Le numérique brouille les cartes du vivre-ensemble et de la culture démocratique.
Les citoyens n’ont jamais autant disséminé de données individuelles aux quatre vents que maintenant. Les chiffres parlent d’eux-mêmes : plus de 8 Québécois sur 10 ont utilisé un ou des réseaux sociaux en 2018, selon des données du défunt Centre facilitant la recherche et l’innovation dans les organisations (CEFRIO). Près de 7 Canadiens sur 10 les fréquentent d’ailleurs sur une base régulière, ce qui fait de ces plateformes numériques une extension à part entière de l’espace public. Dans les 15 dernières années, on constate sans surprise que les débats qui déchirent la société y rebondissent, redéfinissant au passage les notions mêmes d’action et d’engagement politiques.

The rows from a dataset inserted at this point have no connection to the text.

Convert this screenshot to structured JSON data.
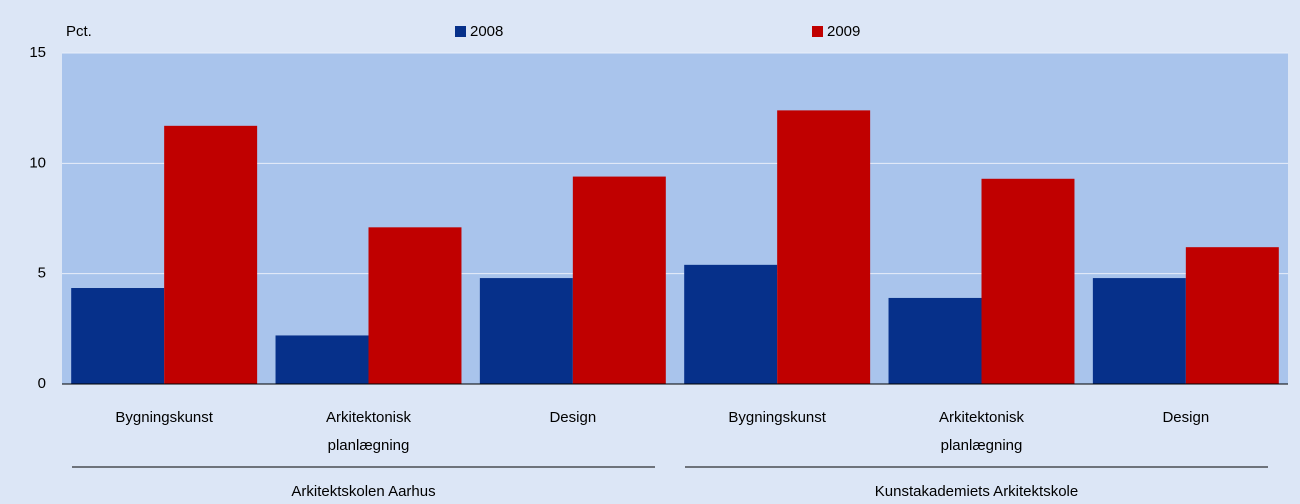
{
  "chart_data": {
    "type": "bar",
    "y_label": "Pct.",
    "groups": [
      {
        "name": "Arkitektskolen Aarhus",
        "categories": [
          "Bygningskunst",
          "Arkitektonisk\nplanlægning",
          "Design"
        ]
      },
      {
        "name": "Kunstakademiets Arkitektskole",
        "categories": [
          "Bygningskunst",
          "Arkitektonisk\nplanlægning",
          "Design"
        ]
      }
    ],
    "series": [
      {
        "name": "2008",
        "color": "#06308a",
        "values": [
          4.35,
          2.2,
          4.8,
          5.4,
          3.9,
          4.8
        ]
      },
      {
        "name": "2009",
        "color": "#c00000",
        "values": [
          11.7,
          7.1,
          9.4,
          12.4,
          9.3,
          6.2
        ]
      }
    ],
    "ylim": [
      0,
      15
    ],
    "yticks": [
      0,
      5,
      10,
      15
    ],
    "grid": true
  }
}
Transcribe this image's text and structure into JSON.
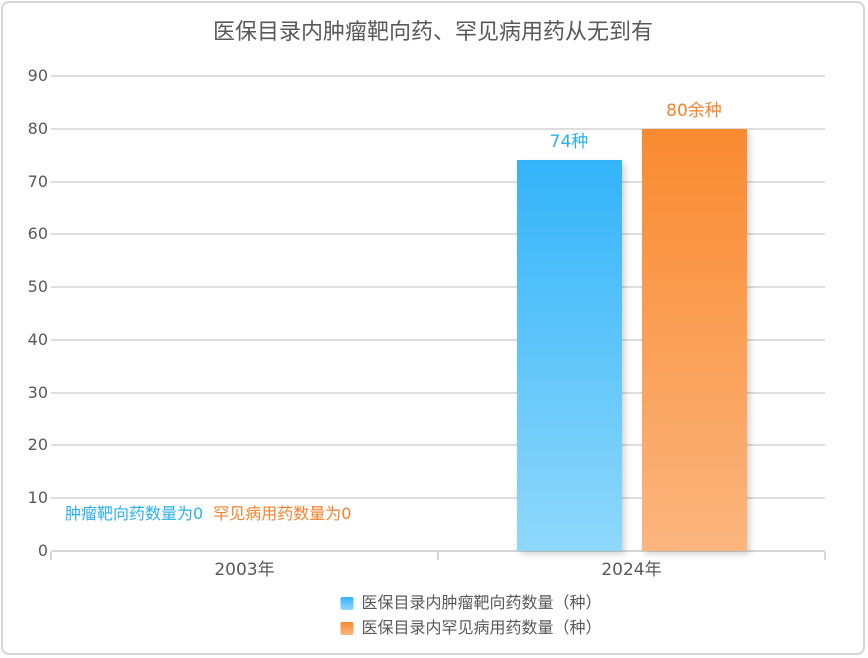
{
  "title": "医保目录内肿瘤靶向药、罕见病用药从无到有",
  "colors": {
    "title_text": "#595959",
    "axis_text": "#595959",
    "gridline": "#DEDEDE",
    "axis_line": "#D6D6D6",
    "frame_border": "#D5D5D5",
    "background": "#FFFFFF",
    "blue_top": "#33B4F9",
    "blue_bottom": "#8FD8FB",
    "orange_top": "#F98A30",
    "orange_bottom": "#FBB57E",
    "blue_text": "#2BB0EF",
    "orange_text": "#F8812C"
  },
  "chart_data": {
    "type": "bar",
    "title": "医保目录内肿瘤靶向药、罕见病用药从无到有",
    "categories": [
      "2003年",
      "2024年"
    ],
    "series": [
      {
        "name": "医保目录内肿瘤靶向药数量（种）",
        "values": [
          0,
          74
        ],
        "bar_label": "74种",
        "color": "blue"
      },
      {
        "name": "医保目录内罕见病用药数量（种）",
        "values": [
          0,
          80
        ],
        "bar_label": "80余种",
        "color": "orange"
      }
    ],
    "xlabel": "",
    "ylabel": "",
    "ylim": [
      0,
      90
    ],
    "yticks": [
      0,
      10,
      20,
      30,
      40,
      50,
      60,
      70,
      80,
      90
    ],
    "grid": true,
    "legend_position": "bottom",
    "annotations": [
      {
        "text": "肿瘤靶向药数量为0",
        "color": "blue"
      },
      {
        "text": "罕见病用药数量为0",
        "color": "orange"
      }
    ]
  }
}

Cela a par exemple été le cas au moment de modifier la loi canadienne sur l’aide médicale à mourir, en 2016.
« Aussi bien ceux qui étaient pour que ceux [qui étaient] contre ont recouru aux médias sociaux pour faire valoir leur point de vue, notamment lors de l’étude du projet de loi au Sénat, indique Mireille Lalancette, professeure en communication sociale à l’Université du Québec à Trois-Rivières (UQTR). Même certains acteurs plutôt insoupçonnés, tels que des évêques catholiques, étaient actifs sur des plateformes comme Twitter. » Avec sa collègue Stéphanie Yates, de l’Université du Québec à Montréal (UQAM), la chercheuse réalise actuellement une série de sept études comparatives sur les usages de ces espaces lors de controverses soulevant des questions d’acceptabilité sociale.
Outre l’aide médicale à mourir, elle se penche sur les cas de l’exploitation pétrolière sur l’île d’Anticosti, du développement de la filière du gaz de schiste au Québec et de la vaccination, entre autres sujets. Les objectifs sont multiples et vont de l’examen des stratégies communicationnelles mises de l’avant à l’analyse de la rhétorique des différents acteurs, en passant par l’étude des diverses formes de dialogue rendues possibles sur les réseaux sociaux. « Dans le débat sur l’aide médicale à mourir, nous avons par exemple observé une métaphorisation du discours. Des internautes qui défendent ces dispositions légales sont traités de meurtriers et de suppôts de Satan par le camp adverse », illustre-t-elle.
S’il est vrai que les réseaux sociaux, de par leurs mécanismes intrinsèques, carburent aux émotions vives, il serait réducteur de les limiter à cette seule dimension. Ainsi, les politiques, entreprises, groupes d’intérêt et autres mouvances citoyennes n’hésitent pas y diffuser de l’information riche — parfois même boudée par les médias traditionnels — lors de dates clés dans l’évolution du dossier. Les groupes qui sont invités à produire un mémoire dans le cadre d’une consultation en commission parlementaire diffuseront par exemple le document par l’entremise de ces circuits, augmentant ainsi sa portée. « On peut ainsi voir le débat se cristalliser à travers l’évolution de l’actualité. En ce sens, les médias sociaux sont aussi bien à la remorque des événements qu’au-devant, ce qui contribue à part entière à faire dérailler des projets », observe Mireille Lalancette.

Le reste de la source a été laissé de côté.